Pandemi memanglah sangat merevolusi kehidupan sampai ke lapisan akar rumput, asalkan tidak disikapi dengan keluhan dan keputus asaan. Kedaulatan diri semakin dibutuhkan disini, kita tidak perlu menunggu negara bersimpati kepada kita, jika perlu tidak usah bergantung kepadanya. Meskipun kawan saya yang bernama Bangkit hanya berjualan cendol, usahanya untuk tidak bergantung pada negara perlu diacungi jempol, bersikap mandiri begitu dibutuhkan untuk saat ini. Tidak perlu kritik sana sini jika hanya tujuan politik, tidak perlu ikut andil dalam perdebatan pembakaran bendera. Cukup beri perhatian dengan isu – isu yang jauh tak terjangkau dan coba lihat disekeliling kita, apa yang bisa dilakukan! Ekonomi mikro semakin menggeliat, kemandirian semakin tumbuh, dan semangat untuk saling gotong royong semakin kuat. Yang terpenting kita harus sadar bahwa kita ini manusia.

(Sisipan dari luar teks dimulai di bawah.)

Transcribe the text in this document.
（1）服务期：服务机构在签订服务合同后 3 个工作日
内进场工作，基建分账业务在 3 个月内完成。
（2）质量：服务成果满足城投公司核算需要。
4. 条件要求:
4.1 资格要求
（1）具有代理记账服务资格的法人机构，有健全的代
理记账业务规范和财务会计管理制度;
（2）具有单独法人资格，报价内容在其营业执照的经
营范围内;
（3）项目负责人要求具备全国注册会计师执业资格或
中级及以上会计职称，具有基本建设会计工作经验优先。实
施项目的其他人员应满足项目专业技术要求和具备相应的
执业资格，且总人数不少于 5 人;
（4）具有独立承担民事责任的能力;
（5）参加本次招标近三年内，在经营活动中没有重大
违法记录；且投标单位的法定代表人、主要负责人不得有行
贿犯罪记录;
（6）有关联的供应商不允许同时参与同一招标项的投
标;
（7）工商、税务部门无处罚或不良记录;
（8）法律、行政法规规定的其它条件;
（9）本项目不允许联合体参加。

Sebenarnya ketika kita dapat berpikir jernih dan seimbang, maka kita akan merasa adil. Karena keadilan hanya soal persepsi belaka. Kita bisa bedaulat atas diri kita sendiri, kita tidak perlu menunggu keadilan dan kedaulatan menghampiri diri kita. Biarkan saja kehidupan mengalir sebagaimana mestinya, kita juga harus bisa menyikapi dengan sebagaimana mestinya, sesuai dengan kondisi. Setiap manusia pasti memiliki naluri untuk beradaptasi dengan caranya masing – masing, mana mungkin kerbau lapar memiliki pola yang sama dengan harimau lapar untuk mencari makan? Tentu saja berbeda, sesuai dengan kebutuhan dan kapasitas diri.